| AVS 65th International Symposium & Exhibition | |
| Plasma Science and Technology Division | Friday Sessions |
| Session PS-FrM |
| Session: | Plasma Modeling |
| Presenter: | Florian Pinzan, STMicroelectronics, France |
| Authors: | F. Pinzan, STMicroelectronics, France R. Blanc, STMicroelectronics, France F. Leverd, STMicroelectronics, France E. Despiau-Pujo, LTM, Univ. Grenoble Alpes, CEA-LETI, France |
| Correspondent: | Click to Email |
Due to high ion bombardment energies and significant fragmentation rates, conventional continuous wave (CW) plasma processes are not able to selectively etch ultra-thin films without damaging the underlying layers of advanced nano-devices. Used as dielectric film in Flash memory devices, inter-poly Oxide-Nitride-Oxide (ONO) stack layer is directly impacted by this issue. Its bottom SiO2 layer (40Å) etching is challenging as it must be performed with nanoscale-precision in order to avoid damaging the underlayer substrate, which would lead to device performance loss. To achieve this nanometric precision etching, one possible solution may be the use of a recently developed two-step etch technology, which has already proved its worth for nitride spacers etching in terms of both anisotropy and selectivity [1]. In the first step, the material to be etched is exposed to a hydrogen (H2) or helium (He) ICP or CCP plasma; in the second step, the modified material is chemically etched by wet cleaning (HF bath) or exposure to gaseous reactants only (NH3/NF3 downstream plasmas).
Due to the complexity of plasma-material interactions, the development of such a new etch approach requires a more detailed understanding of the fundamental mechanisms involved in the process. Therefore, we develop Molecular Dynamics (MD) simulations to study the implantation step in Si-O-N-He and Si-O-N-H systems and provide an overview of the reaction processes at the atomic scale. The objective is to understand precisely the role of the ion energy and ion dose in the implantation, and to determine the relationship between the flux/energy of plasma species (He+, Hx+, H) bombarding the surface and its structural/chemical modifications.
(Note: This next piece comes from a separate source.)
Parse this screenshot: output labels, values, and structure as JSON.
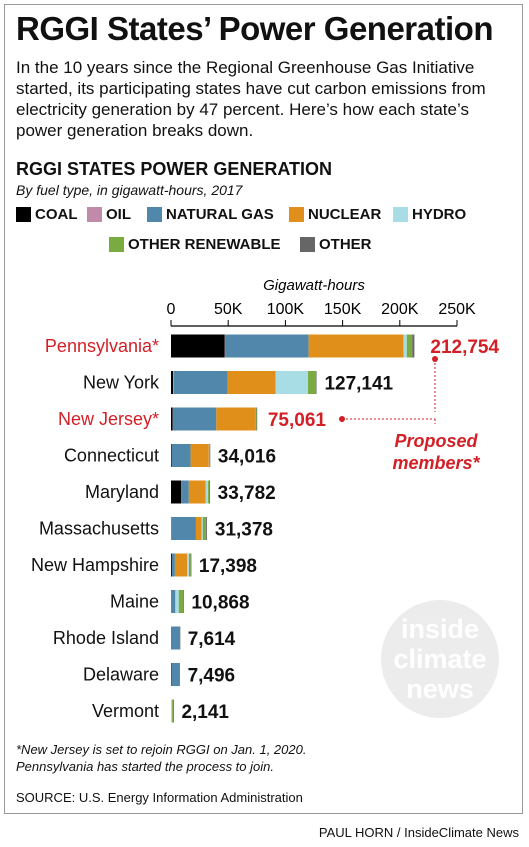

In this paper, we investigate specifically the interaction between low energy He+ ions and SiO2 thin films via MD simulations. We study in particular the influence of the ion energy (5-100eV) and ion dose on the substrate modification. Cumulative bombardment leads to a self-limited ion implantation followed by the formation of a modified He-implanted layer at steady state. The modified layer thickness is shown to increase with the incident ion energy, and only few sputtering of the SiO2 layer is observed in the ionic energy range considered here. Mechanisms of helium retention and desorption, as well as the detailed structure of the material at steady state, will be discussed during the presentation.